Jaising also doesn’t believe paedophilia is restricted to the lower classes. “In fact it is more rampant in higher classes, and big, rich families. There is a phase when the child is neither too big nor too small,” says Jaising. “Sometimes it could be an uncle or an older cousin or a grandparent who could display affection and lure the child into doing what he or she doesn’t really want to do.”
“It all boils down to parenting,” says Arora, who thinks being a friend is more important than being a parent to your child “They should know at any given moment, when something not-so-okay is happening to them, they should be able to turn around and give me a look. Open communication with the child is very important.”
One also needs to strike a delicate balance, says Archana Samarth, a clinical psychologist who works with several NGOs. “You can talk about these things in a ‘by the way’ manner, and not necessarily sit across a table and address it. Else you may create unnecessary paranoia or insecurity,” she says.
Samarth also believes that sexual crimes on children can be perpetuated by any body, and gender or class bars don’t necessarily exist. “We think the girl-child needs to be protected, but that is not so,” she says.

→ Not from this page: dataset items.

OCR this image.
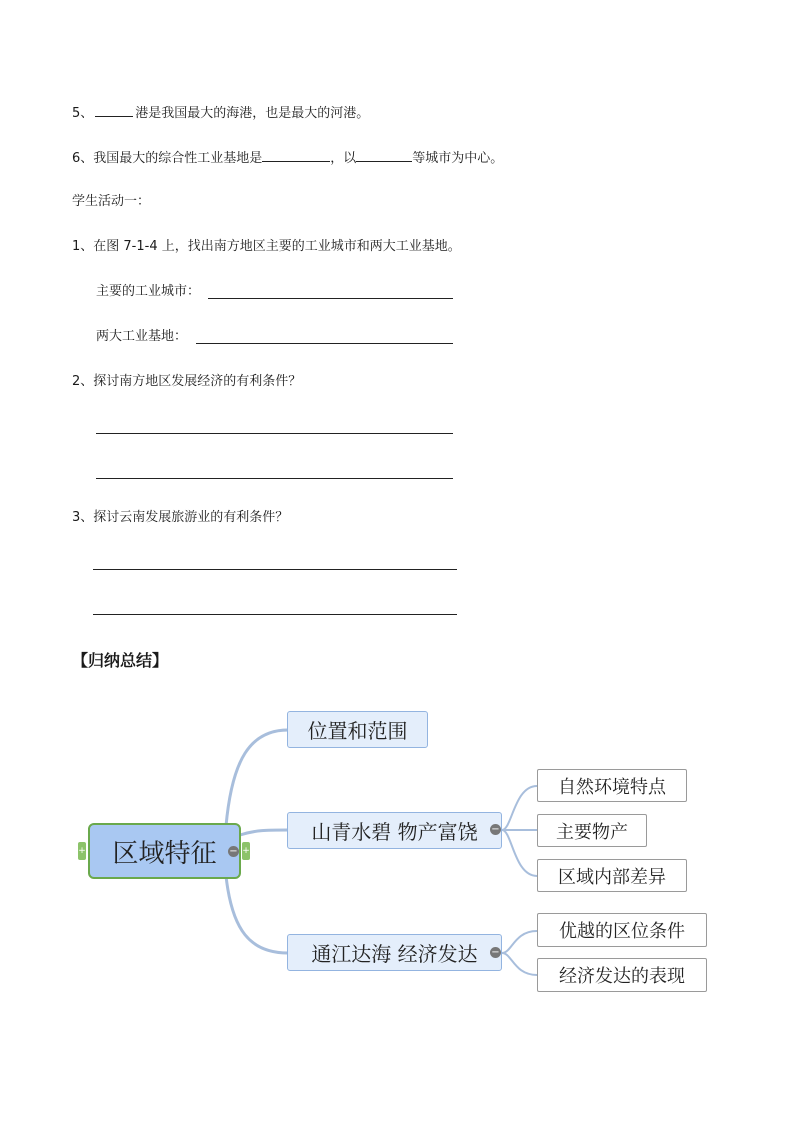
5、	港是我国最大的海港，也是最大的河港。
6、我国最大的综合性工业基地是	，以	等城市为中心。
学生活动一：
1、在图 7-1-4 上，找出南方地区主要的工业城市和两大工业基地。
主要的工业城市：
两大工业基地：
2、探讨南方地区发展经济的有利条件？
3、探讨云南发展旅游业的有利条件？
【归纳总结】
+ 区域特征 − +
位置和范围
山青水碧 物产富饶 −
自然环境特点
主要物产
区域内部差异
通江达海 经济发达 −
优越的区位条件
经济发达的表现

“But people are getting more sensitised to the issue,” adds Samarth, “and these days would think twice before asking a child to sit on their lap, say while traveling by public transport. Children also have become far smarter and more alert.”
Aradhana Choudhri, a mother of two boys, aged four and two questions the legal definition and wonders if 13-year-olds indulging in a bit of experimentation would be construed as a sexual crime. “There is so much exposure these days. I mean, how does one explain the use of the middle finger on a TV show to a child. Or even the use of the f***word?”
She continues, “Many times, it is also curiosity on the part of the child to explore sexual encounters with people they are familiar with, so the child doesn’t even know he/she is being abused. Children are always going for sleepovers, prom dates…how do you define boundaries?”
Choudhri feels non-judgmental listening is very important, so the child is not threatened by your reaction, and feels he or she can talk to you about anything without feeling guilt.